Denoising Network p가 나타내는 확률분포로 부터 원본 이미지 $X_{0}$가 나올 Likelihood가 최대가 되도록 만들면된다. 즉, $p_{\theta}(X_{0})$의 log-likelihood가 최대 혹은 Negative log-likelihhod가 최소가 되도록 학습이 이루어지면 된다. 식으로 표현하면 다음과 같다.

$\underset{\theta}{argmax}$ $log(p_{\theta}(X_{0}))$ = $\underset{\theta}{argmin}$ $-log(p_{\theta}(X_{0}))$

하지만 Denoising Network p는 $q(X_{t-1}|X_{t})$를 모사하기 위해 설정한 것이므로 $log(p_{\theta}(X_{0}))$는 intractable하다! 그래서 바로 구하지 못하고 Evidence of Lower Bound (ELBO)를 이용하여 Network의 학습방향을 설정한다. KL-Divergence 값은 항상 0보다 크므로 $-log(p_{\theta}(X_{0}))$를 최소화하는 식은 아래 식의 (0)과 같다. (0)의 우변($Loss_{Diffusion}$)을 최소화하는 것이 Network의 학습 방향이 되며 $Loss_{Diffusion}$을 정리하기 위한 식의 변형 과정을 아래에 나타내었다. (0)의 식의 우변($Loss_{Diffusion}$)만 고려해서 정리하였다. ~~말도 안되게 기네요..~~

<$Loss_{Diffusion}$>
$-log(p_{\theta}(X_{0})) \le$ $ -log(p_{\theta}(X_{0})) + D_{KL}(q(X_{1:T}\|X_{0})\parallel p_{\theta}(X_{1:T}\|X_{0}))$ $\dots$ (0)

< Calculate Loss Function for Denoising Network >

$ -log(p_{\theta}(X_{0})) + D_{KL}(q(X_{1:T}|X_{0})\parallel p_{\theta}(X_{1:T}|X_{0}))$ $\dots$ (1)

$D_{KL}(q(X_{1:T}|X_{0})\parallel p_{\theta}(X_{1:T}|X_{0})) = E_q[log \frac{q(X_{1:T}|X_{0})}{p_{\theta}(X_{1:T}|X_{0})}]$, $p_{\theta}(X_{1:T}|X_{0}) = \frac{p_{\theta}(X_{0:T})}{p_{\theta}(X_{0})}$이므로 식을 대입.
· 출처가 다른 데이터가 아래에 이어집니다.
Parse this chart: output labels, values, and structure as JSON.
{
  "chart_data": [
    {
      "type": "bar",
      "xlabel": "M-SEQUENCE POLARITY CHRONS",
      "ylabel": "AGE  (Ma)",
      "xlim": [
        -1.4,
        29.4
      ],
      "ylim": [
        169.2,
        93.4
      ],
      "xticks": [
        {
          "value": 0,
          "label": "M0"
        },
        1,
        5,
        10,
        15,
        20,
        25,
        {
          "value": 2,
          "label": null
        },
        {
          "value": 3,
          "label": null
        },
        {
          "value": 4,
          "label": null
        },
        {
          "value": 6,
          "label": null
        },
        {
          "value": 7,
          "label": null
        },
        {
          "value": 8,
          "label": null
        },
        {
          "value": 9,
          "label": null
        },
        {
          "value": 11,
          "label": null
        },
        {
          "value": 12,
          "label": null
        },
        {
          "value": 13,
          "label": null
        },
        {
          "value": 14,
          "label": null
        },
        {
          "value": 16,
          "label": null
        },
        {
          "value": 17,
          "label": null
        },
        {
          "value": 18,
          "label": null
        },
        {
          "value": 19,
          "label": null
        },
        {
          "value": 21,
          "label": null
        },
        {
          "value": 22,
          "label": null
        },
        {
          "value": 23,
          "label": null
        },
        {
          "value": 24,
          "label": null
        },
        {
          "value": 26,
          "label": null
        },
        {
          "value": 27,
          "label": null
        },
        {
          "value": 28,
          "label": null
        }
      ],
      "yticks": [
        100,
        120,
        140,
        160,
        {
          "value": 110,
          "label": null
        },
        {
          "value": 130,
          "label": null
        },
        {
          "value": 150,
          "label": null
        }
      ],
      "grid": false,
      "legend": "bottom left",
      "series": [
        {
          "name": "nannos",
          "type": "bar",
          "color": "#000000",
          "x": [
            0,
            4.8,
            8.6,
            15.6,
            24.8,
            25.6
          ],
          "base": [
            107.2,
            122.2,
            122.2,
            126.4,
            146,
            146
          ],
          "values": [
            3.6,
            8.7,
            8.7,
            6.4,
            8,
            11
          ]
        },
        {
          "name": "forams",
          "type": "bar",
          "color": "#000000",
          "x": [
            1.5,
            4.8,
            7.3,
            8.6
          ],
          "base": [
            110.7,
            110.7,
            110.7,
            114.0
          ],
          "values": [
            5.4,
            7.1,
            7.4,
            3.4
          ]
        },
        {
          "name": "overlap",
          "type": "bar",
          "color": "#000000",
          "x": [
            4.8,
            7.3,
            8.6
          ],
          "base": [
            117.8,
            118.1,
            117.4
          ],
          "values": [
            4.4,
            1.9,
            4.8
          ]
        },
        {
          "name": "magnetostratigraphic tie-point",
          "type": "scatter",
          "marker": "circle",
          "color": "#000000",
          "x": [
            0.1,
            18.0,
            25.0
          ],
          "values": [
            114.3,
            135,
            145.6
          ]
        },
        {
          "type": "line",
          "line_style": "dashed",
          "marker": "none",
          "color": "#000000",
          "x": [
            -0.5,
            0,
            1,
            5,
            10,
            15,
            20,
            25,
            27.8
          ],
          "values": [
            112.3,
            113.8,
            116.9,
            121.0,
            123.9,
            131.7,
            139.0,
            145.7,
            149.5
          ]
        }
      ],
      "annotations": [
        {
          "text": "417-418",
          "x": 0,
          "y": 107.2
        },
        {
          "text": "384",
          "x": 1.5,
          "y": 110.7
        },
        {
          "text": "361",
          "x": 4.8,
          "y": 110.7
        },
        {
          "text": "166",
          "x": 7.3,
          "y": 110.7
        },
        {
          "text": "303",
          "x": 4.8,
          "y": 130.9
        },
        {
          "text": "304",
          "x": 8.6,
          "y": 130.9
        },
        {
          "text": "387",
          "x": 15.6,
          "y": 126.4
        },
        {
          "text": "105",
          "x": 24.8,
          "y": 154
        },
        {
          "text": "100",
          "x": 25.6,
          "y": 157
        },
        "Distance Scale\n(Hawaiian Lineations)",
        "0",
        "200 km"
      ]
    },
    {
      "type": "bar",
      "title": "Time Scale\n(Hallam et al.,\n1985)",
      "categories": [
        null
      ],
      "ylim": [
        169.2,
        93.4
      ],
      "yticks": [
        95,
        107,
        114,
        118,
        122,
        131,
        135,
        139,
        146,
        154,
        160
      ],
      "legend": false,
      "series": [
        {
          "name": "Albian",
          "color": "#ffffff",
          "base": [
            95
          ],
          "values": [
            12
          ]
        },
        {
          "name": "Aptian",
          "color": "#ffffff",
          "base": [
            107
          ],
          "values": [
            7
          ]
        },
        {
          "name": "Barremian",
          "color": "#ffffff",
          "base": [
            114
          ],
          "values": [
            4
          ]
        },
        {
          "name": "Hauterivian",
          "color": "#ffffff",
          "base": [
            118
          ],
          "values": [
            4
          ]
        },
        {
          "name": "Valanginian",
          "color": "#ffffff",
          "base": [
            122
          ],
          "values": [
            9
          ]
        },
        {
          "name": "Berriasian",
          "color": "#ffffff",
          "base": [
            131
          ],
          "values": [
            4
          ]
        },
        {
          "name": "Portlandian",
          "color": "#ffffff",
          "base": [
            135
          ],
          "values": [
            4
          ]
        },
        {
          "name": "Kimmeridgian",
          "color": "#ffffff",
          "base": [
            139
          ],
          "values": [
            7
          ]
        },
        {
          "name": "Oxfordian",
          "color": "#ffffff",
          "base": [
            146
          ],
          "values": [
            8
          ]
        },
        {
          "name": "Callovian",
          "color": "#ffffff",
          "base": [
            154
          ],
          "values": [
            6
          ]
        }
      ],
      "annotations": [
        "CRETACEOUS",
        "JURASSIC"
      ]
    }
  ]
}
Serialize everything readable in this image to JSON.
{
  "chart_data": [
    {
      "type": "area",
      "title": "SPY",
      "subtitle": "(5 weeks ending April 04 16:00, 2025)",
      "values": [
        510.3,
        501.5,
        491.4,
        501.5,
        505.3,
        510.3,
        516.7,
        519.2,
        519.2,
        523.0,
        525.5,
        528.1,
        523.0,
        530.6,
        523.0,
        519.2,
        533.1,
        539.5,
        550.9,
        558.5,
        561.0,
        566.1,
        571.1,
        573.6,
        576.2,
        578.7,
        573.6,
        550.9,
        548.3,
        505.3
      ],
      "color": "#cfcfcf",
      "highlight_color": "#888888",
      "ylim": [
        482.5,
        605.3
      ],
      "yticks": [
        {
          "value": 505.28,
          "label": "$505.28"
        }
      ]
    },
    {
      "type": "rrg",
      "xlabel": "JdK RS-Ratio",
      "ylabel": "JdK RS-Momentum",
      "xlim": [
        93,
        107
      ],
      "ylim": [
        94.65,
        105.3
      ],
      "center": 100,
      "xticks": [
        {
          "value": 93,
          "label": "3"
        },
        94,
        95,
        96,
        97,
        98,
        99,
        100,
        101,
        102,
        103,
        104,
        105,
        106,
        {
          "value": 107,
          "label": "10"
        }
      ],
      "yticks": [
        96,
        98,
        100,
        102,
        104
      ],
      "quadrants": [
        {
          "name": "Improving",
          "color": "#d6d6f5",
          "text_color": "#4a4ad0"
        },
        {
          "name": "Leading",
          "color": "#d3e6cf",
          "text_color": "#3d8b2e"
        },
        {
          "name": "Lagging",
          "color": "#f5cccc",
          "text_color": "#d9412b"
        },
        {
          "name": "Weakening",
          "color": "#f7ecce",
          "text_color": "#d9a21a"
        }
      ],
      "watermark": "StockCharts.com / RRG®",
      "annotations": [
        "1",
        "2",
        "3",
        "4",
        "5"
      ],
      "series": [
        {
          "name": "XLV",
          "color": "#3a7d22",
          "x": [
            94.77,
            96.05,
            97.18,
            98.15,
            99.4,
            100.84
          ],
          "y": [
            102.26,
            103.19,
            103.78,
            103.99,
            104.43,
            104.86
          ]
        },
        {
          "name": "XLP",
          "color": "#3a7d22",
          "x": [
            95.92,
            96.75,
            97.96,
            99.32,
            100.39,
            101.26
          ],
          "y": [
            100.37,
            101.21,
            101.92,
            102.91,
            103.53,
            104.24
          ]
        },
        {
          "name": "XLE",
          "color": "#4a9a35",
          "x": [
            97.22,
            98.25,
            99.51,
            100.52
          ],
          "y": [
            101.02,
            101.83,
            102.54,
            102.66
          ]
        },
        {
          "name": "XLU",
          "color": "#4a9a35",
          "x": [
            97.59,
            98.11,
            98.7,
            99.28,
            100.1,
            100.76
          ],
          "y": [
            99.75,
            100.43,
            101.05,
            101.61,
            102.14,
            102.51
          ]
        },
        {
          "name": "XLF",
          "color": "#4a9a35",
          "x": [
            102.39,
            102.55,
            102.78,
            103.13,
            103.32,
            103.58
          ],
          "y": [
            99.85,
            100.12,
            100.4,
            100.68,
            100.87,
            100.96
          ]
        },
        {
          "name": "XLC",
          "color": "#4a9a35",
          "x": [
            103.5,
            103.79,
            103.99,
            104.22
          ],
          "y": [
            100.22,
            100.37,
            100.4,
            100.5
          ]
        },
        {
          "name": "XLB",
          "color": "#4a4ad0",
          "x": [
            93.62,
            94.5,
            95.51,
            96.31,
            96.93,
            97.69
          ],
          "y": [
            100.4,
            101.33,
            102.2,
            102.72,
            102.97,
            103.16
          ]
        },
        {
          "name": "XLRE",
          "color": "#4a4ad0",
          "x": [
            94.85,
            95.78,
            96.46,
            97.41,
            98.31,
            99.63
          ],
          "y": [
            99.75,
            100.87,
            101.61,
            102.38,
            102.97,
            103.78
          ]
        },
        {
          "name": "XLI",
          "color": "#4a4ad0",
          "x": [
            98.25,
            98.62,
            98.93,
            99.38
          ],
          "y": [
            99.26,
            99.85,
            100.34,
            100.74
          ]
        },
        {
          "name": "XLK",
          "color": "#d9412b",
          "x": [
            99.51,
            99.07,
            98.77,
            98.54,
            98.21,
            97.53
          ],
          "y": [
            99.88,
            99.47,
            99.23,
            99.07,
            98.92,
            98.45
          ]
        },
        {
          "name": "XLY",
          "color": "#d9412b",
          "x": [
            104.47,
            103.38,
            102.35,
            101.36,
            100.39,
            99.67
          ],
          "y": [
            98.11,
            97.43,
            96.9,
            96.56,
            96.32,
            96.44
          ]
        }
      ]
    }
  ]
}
(1)는	$ -log(p_{\theta}(X_{0})) + E_q[\frac{q_(X_{1:T}\|X_{0})}{p_{\theta}(X_{0:T})}] + log(p_{\theta}(X_{0})) = E_q[\frac{q_(X_{1:T}\|X_{0})}{p_{\theta}(X_{0:T})}]$ 로 정리된다.

$E_q[ log \frac{q_(X_{1:T}|X_{0})}{p_{\theta}(X_{0:T})} ]$ $\dots$ (2)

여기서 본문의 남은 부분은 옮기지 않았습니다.